Since 2004, Aston Martin has only offered two engine configurations—V8 and V12. The latter has especially come to define the brand, but it actually has a much longer history with the straight-six. Speaking to , Aston chief test driver Matt Becker says the straight-six could make a comeback at the brand, courtesy of Mercedes.
Becker says the company is considering using Merc's new 3.0-liter inline-six, which offers 430 hp in the Mercedes-AMG 53-line. This engine, code-named M256, is one of the most fascinating out there, with 48-volt mild-hybrid tech and an electric turbocharger. We've previously heard that all of Aston's lineup will have hybrids available in the 2020s, so this could be one way to make that happen.
"We got to drive one in Stuttgart at their test facility a few months ago, and it's a very impressive engine for sure," Becker said. "[It's] a very complicated and clever engine and it's something that could fit with the brand in the future."
Becker didn't say which Aston would receive a straight-six, but Wheels speculates that the Vantage would be the most likely candidate. To us, that makes sense since the Vantage is Aston's entry-level car, and company CEO Andy Palmer previously told us a V12—and by extension, a straight-six—fits in its engine bay.
While the straight-six has a history at Aston Martin—powering all of its famed DB cars up to the DB7—its modern-day return has more to do with pragmatism than heritage.

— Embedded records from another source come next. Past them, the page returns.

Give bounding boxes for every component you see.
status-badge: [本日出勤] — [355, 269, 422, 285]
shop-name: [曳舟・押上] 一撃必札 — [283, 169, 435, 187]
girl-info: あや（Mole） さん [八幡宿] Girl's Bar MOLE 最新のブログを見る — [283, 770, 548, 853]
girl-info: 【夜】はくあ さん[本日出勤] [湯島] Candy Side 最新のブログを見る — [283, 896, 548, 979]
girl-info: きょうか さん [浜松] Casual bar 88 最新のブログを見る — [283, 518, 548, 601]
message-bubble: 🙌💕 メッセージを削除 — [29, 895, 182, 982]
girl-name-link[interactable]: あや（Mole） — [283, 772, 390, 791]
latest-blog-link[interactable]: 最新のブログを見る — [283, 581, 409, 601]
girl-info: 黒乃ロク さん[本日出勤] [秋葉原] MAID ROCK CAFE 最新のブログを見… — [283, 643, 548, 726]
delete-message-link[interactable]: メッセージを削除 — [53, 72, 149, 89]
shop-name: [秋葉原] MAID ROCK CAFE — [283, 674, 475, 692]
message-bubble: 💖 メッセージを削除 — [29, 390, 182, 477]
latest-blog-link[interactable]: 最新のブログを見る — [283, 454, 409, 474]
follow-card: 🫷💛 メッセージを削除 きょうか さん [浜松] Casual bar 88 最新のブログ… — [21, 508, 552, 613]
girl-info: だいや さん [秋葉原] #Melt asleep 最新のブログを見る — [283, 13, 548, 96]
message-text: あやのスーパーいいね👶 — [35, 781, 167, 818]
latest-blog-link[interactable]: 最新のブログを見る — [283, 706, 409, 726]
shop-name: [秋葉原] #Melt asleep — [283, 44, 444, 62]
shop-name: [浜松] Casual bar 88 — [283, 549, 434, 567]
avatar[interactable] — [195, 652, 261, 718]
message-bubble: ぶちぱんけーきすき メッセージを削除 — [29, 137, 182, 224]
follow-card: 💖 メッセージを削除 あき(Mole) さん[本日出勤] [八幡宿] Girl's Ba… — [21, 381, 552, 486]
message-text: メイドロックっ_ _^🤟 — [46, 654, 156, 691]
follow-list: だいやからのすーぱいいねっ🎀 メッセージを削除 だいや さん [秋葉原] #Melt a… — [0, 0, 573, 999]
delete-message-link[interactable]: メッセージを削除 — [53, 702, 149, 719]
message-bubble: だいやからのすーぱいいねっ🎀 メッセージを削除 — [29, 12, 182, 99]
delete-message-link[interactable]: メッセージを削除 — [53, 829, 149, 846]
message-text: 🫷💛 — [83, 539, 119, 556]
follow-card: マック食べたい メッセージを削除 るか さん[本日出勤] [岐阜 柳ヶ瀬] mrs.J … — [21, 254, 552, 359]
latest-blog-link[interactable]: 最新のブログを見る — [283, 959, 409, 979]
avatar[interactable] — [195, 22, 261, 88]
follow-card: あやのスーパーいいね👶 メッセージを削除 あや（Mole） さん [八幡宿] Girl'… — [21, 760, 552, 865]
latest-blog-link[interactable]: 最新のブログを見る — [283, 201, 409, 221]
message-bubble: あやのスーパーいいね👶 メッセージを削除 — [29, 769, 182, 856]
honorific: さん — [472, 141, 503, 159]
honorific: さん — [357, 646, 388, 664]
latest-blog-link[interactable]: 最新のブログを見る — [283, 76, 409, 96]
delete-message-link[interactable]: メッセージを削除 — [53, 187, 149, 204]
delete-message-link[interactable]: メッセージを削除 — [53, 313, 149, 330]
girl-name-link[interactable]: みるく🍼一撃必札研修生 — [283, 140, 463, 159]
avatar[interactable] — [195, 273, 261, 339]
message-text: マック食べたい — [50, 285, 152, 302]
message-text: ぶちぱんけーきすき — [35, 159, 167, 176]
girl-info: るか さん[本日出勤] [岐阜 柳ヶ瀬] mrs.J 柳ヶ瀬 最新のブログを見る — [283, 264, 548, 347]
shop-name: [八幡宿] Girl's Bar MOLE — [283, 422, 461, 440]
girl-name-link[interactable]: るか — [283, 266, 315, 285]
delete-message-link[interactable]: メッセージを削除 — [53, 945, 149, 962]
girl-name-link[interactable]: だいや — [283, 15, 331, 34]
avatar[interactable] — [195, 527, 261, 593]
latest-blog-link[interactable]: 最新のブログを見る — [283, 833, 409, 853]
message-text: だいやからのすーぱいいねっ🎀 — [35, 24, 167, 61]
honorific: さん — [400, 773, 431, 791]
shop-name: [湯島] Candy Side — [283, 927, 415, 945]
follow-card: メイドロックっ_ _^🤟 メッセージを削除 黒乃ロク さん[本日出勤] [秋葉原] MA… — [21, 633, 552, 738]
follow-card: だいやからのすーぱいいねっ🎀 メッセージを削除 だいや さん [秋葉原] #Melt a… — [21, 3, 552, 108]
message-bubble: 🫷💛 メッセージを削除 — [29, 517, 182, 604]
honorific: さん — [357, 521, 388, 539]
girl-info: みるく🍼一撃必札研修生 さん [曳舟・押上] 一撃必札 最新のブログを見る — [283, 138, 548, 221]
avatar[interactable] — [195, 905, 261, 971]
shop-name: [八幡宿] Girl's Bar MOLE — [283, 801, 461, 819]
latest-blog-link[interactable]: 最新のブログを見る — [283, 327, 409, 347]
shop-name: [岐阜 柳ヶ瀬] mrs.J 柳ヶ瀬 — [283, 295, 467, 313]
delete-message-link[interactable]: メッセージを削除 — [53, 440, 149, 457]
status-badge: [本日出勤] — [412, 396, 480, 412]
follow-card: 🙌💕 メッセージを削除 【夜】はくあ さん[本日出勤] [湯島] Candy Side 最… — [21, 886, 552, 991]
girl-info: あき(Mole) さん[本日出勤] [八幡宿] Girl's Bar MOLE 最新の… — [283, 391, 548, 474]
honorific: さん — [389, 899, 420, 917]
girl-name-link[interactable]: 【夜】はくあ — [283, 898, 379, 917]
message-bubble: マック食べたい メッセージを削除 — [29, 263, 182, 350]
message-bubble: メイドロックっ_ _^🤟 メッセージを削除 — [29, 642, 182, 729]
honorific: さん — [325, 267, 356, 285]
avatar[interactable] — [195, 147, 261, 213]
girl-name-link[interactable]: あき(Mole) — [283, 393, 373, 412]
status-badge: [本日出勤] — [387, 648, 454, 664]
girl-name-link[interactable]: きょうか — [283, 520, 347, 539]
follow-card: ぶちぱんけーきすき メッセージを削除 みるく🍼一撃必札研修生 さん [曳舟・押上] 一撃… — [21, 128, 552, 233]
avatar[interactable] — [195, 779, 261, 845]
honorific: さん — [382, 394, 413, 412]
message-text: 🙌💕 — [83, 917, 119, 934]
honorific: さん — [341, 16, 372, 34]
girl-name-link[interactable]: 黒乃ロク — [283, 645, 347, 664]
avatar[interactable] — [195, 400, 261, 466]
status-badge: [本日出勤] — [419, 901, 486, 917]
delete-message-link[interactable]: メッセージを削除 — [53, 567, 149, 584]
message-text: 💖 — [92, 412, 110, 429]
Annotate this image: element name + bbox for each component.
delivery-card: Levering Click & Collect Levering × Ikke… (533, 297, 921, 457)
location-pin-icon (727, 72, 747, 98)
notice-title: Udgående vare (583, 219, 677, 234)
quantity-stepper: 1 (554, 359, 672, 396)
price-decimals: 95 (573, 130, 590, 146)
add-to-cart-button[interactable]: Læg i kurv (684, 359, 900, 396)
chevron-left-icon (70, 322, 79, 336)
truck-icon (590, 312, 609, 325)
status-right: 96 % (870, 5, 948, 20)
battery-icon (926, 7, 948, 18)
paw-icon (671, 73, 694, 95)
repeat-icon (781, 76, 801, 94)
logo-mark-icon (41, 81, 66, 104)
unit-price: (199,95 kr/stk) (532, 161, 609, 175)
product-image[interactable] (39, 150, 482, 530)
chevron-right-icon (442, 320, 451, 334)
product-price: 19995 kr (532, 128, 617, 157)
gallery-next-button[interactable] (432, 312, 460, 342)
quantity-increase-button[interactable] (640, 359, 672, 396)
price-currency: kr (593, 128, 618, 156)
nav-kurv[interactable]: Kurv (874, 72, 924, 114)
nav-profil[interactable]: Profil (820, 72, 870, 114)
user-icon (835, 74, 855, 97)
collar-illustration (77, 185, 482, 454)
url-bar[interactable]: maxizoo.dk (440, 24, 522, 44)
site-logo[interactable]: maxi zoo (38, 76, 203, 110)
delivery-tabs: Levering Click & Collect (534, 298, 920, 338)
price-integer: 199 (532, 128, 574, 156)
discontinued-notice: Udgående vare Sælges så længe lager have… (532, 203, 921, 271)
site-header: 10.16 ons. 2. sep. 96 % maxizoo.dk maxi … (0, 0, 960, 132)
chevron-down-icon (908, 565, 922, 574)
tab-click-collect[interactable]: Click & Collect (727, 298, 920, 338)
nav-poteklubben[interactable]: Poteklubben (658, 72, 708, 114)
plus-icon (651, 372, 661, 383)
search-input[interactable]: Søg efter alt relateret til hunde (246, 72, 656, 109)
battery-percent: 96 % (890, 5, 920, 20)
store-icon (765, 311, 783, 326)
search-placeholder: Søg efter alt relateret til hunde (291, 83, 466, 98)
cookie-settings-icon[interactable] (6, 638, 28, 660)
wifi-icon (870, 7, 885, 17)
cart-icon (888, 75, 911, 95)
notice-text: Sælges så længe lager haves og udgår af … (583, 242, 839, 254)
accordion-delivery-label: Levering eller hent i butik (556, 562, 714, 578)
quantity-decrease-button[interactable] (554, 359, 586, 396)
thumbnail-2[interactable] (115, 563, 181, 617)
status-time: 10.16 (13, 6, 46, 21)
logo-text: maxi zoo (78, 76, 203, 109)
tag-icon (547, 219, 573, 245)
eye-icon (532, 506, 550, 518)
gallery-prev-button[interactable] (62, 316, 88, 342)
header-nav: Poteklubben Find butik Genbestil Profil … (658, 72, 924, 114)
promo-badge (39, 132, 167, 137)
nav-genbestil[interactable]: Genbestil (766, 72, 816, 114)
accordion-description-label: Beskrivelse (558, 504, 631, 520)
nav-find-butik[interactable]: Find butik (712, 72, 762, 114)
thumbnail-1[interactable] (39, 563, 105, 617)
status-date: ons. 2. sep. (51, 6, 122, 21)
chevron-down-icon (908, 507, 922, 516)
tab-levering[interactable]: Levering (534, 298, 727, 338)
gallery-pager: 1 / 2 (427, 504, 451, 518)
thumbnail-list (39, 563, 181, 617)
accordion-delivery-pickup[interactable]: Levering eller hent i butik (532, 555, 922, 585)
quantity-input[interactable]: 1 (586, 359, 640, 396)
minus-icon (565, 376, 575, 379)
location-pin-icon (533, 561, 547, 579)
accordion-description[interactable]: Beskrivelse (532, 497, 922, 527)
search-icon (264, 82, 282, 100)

"With emissions regulations going where they're going and getting harder and harder, we have to consider all powertrain options," Becker said.
This straight-six would be a huge boon for Aston Martin in the ever-growing Chinese market, where engines over 3.0-liters are taxed more heavily. Right now, Aston's smallest engine is its AMG-sourced 4.0-liter twin-turbo V8 offered in the DB11 and the Vantage.
Aston Martin isn't immune to the pressures of emissions regulations, but at least it's responding to them with a really neat engine. That it ties in with Aston's heritage is a great bonus.